Cellular heterogeneity in the human brain obscures the identification of robust cellular regulatory networks, which is necessary to understand the function of non-coding elements and the impact of non-coding genetic variation. Here we integrate genome-wide chromosome conformation data from purified neurons and glia with transcriptomic and enhancer profiles, to characterize the gene regulatory landscape of two major cell classes in the human brain.
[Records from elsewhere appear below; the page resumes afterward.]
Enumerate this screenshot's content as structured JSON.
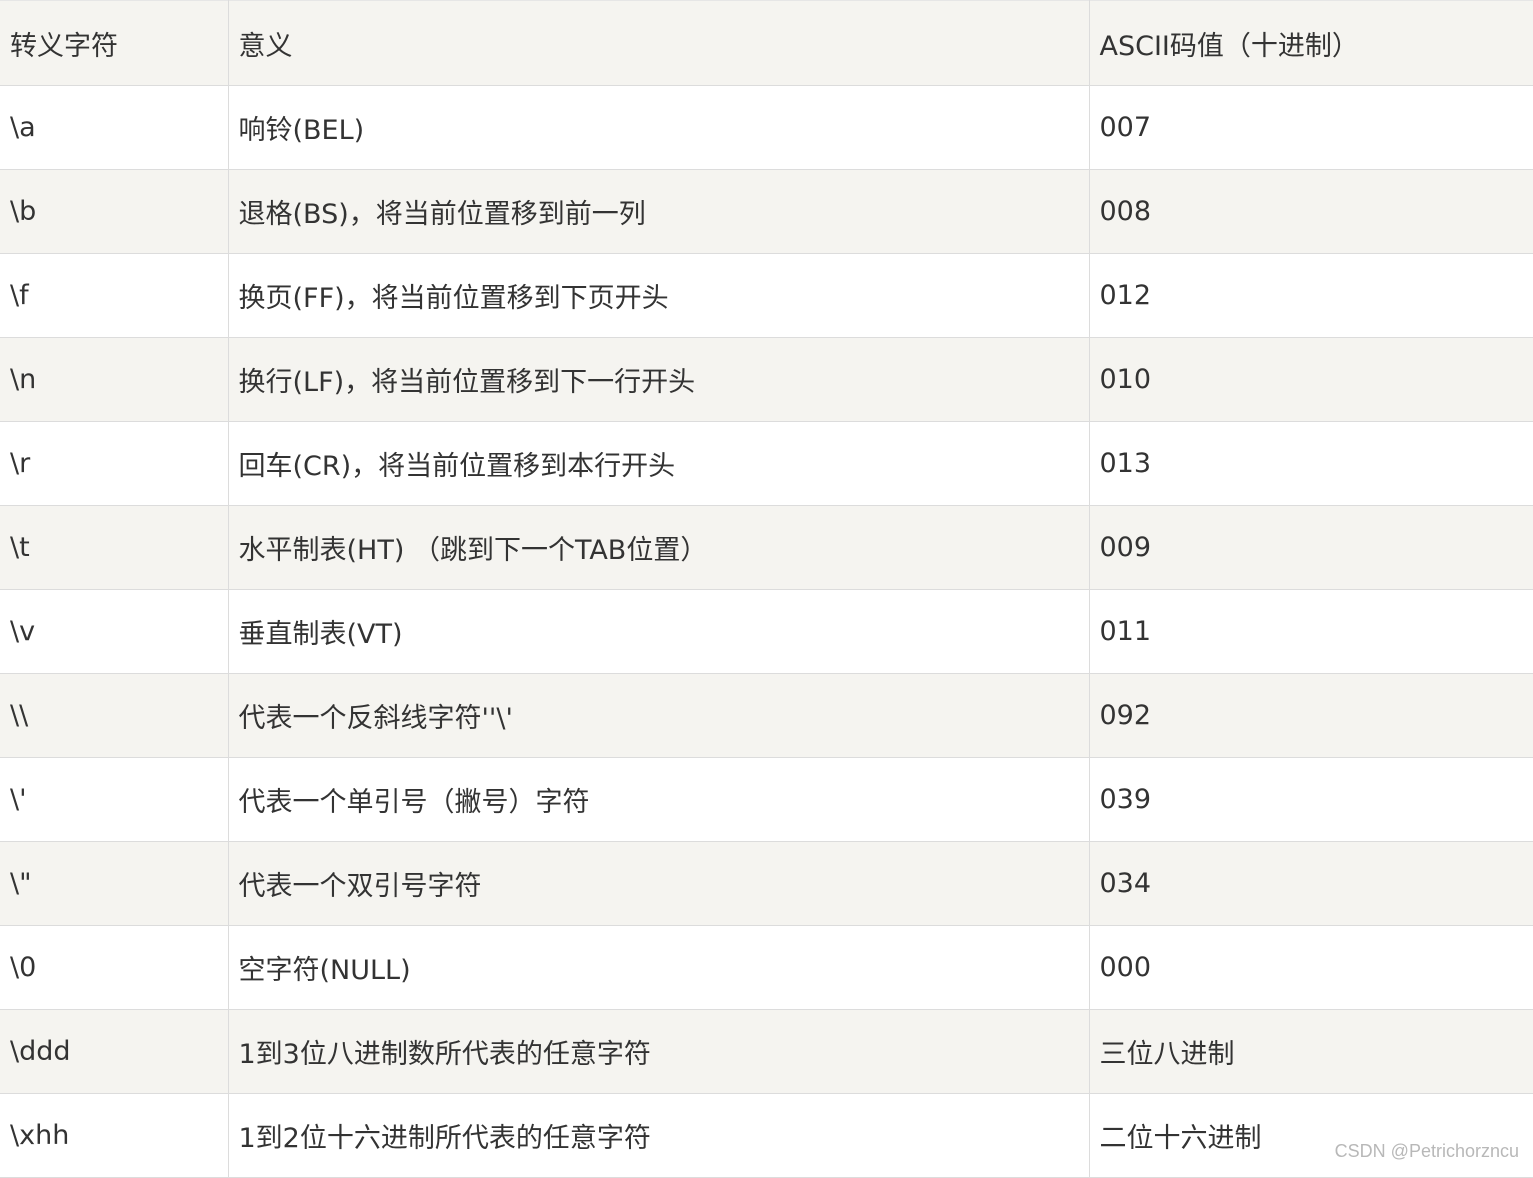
{
  "table": {
    "headers": [
      "转义字符",
      "意义",
      "ASCII码值（十进制）"
    ],
    "rows": [
      [
        "\\a",
        "响铃(BEL)",
        "007"
      ],
      [
        "\\b",
        "退格(BS)，将当前位置移到前一列",
        "008"
      ],
      [
        "\\f",
        "换页(FF)，将当前位置移到下页开头",
        "012"
      ],
      [
        "\\n",
        "换行(LF)，将当前位置移到下一行开头",
        "010"
      ],
      [
        "\\r",
        "回车(CR)，将当前位置移到本行开头",
        "013"
      ],
      [
        "\\t",
        "水平制表(HT) （跳到下一个TAB位置）",
        "009"
      ],
      [
        "\\v",
        "垂直制表(VT)",
        "011"
      ],
      [
        "\\\\",
        "代表一个反斜线字符''\\'",
        "092"
      ],
      [
        "\\'",
        "代表一个单引号（撇号）字符",
        "039"
      ],
      [
        "\\\"",
        "代表一个双引号字符",
        "034"
      ],
      [
        "\\0",
        "空字符(NULL)",
        "000"
      ],
      [
        "\\ddd",
        "1到3位八进制数所代表的任意字符",
        "三位八进制"
      ],
      [
        "\\xhh",
        "1到2位十六进制所代表的任意字符",
        "二位十六进制"
      ]
    ]
  },
  "watermark": "CSDN @Petrichorzncu"
}
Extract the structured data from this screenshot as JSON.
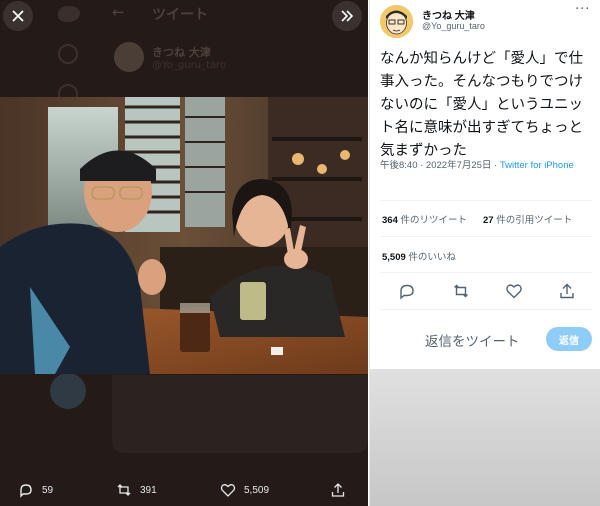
{
  "lightbox": {
    "background_header": "ツイート",
    "background_name": "きつね 大津",
    "background_handle": "@Yo_guru_taro",
    "actions": {
      "replies": "59",
      "retweets": "391",
      "likes": "5,509"
    }
  },
  "tweet": {
    "display_name": "きつね 大津",
    "handle": "@Yo_guru_taro",
    "text": "なんか知らんけど「愛人」で仕事入った。そんなつもりでつけないのに「愛人」というユニット名に意味が出すぎてちょっと気まずかった",
    "time": "午後8:40 · 2022年7月25日 · ",
    "source": "Twitter for iPhone",
    "retweets_count": "364",
    "retweets_label": "件のリツイート",
    "quotes_count": "27",
    "quotes_label": "件の引用ツイート",
    "likes_count": "5,509",
    "likes_label": "件のいいね"
  },
  "reply": {
    "placeholder": "返信をツイート",
    "button_label": "返信"
  },
  "colors": {
    "accent": "#1d9bf0",
    "reply_button": "#8ecdf8",
    "lightbox_bg": "#241a17"
  },
  "icons": {
    "close": "close-icon",
    "expand": "expand-icon",
    "reply": "reply-icon",
    "retweet": "retweet-icon",
    "like": "heart-icon",
    "share": "share-icon",
    "more": "more-icon"
  }
}
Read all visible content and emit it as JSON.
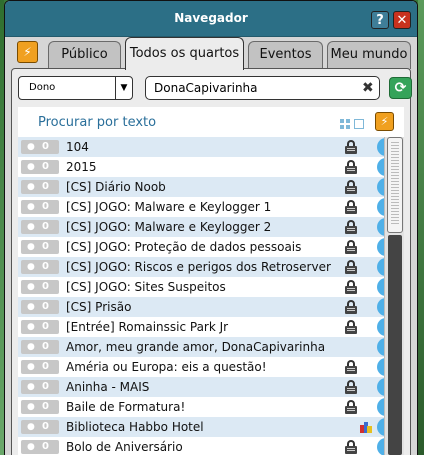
{
  "window": {
    "title": "Navegador",
    "help_label": "?",
    "close_label": "✕"
  },
  "tabs": [
    {
      "label": "Público",
      "active": false
    },
    {
      "label": "Todos os quartos",
      "active": true
    },
    {
      "label": "Eventos",
      "active": false
    },
    {
      "label": "Meu mundo",
      "active": false
    }
  ],
  "filter": {
    "selected": "Dono",
    "arrow": "▼"
  },
  "search": {
    "value": "DonaCapivarinha"
  },
  "list": {
    "section_title": "Procurar por texto",
    "rows": [
      {
        "users": "0",
        "name": "104",
        "locked": true,
        "info": "i"
      },
      {
        "users": "0",
        "name": "2015",
        "locked": true,
        "info": "i"
      },
      {
        "users": "0",
        "name": "[CS] Diário Noob",
        "locked": true,
        "info": "i"
      },
      {
        "users": "0",
        "name": "[CS] JOGO: Malware e Keylogger 1",
        "locked": true,
        "info": "i"
      },
      {
        "users": "0",
        "name": "[CS] JOGO: Malware e Keylogger 2",
        "locked": true,
        "info": "i"
      },
      {
        "users": "0",
        "name": "[CS] JOGO: Proteção de dados pessoais",
        "locked": true,
        "info": "i"
      },
      {
        "users": "0",
        "name": "[CS] JOGO: Riscos e perigos dos Retroserver",
        "locked": true,
        "info": "i"
      },
      {
        "users": "0",
        "name": "[CS] JOGO: Sites Suspeitos",
        "locked": true,
        "info": "i"
      },
      {
        "users": "0",
        "name": "[CS] Prisão",
        "locked": true,
        "info": "i"
      },
      {
        "users": "0",
        "name": "[Entrée] Romainssic Park Jr",
        "locked": true,
        "info": "i"
      },
      {
        "users": "0",
        "name": "Amor, meu grande amor, DonaCapivarinha",
        "locked": false,
        "info": "i"
      },
      {
        "users": "0",
        "name": "Améria ou Europa: eis a questão!",
        "locked": true,
        "info": "i"
      },
      {
        "users": "0",
        "name": "Aninha - MAIS",
        "locked": true,
        "info": "i"
      },
      {
        "users": "0",
        "name": "Baile de Formatura!",
        "locked": true,
        "info": "i"
      },
      {
        "users": "0",
        "name": "Biblioteca Habbo Hotel",
        "locked": false,
        "party": true,
        "info": "i"
      },
      {
        "users": "0",
        "name": "Bolo de Aniversário",
        "locked": true,
        "info": "i"
      }
    ]
  },
  "colors": {
    "titlebar": "#2c6f86",
    "row_alt": "#dce9f4",
    "info_icon": "#4fb0e8",
    "refresh": "#35a35a",
    "bolt": "#f0a020"
  },
  "icons": {
    "bolt": "⚡",
    "refresh": "⟳",
    "clear": "✖",
    "person": "👤"
  }
}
We then leverage cell-type-specific regulatory landscapes to gain insight into the cellular etiology of several brain disorders. We find that Alzheimer's disease (AD)-associated epigenetic dysregulation is linked to neurons and oligodendrocytes, whereas genetic risk factors for AD highlighted microglia, suggesting that different cell types may contribute to disease risk, via different mechanisms. Moreover, integration of glutamatergic and GABAergic regulatory maps with genetic risk factors for schizophrenia (SCZ) and bipolar disorder (BD) identifies shared (parvalbumin-expressing interneurons) and distinct cellular etiologies (upper layer neurons for BD, and deeper layer projection neurons for SCZ). Collectively, these findings shed new light on cell-type-specific gene regulatory networks in brain disorders.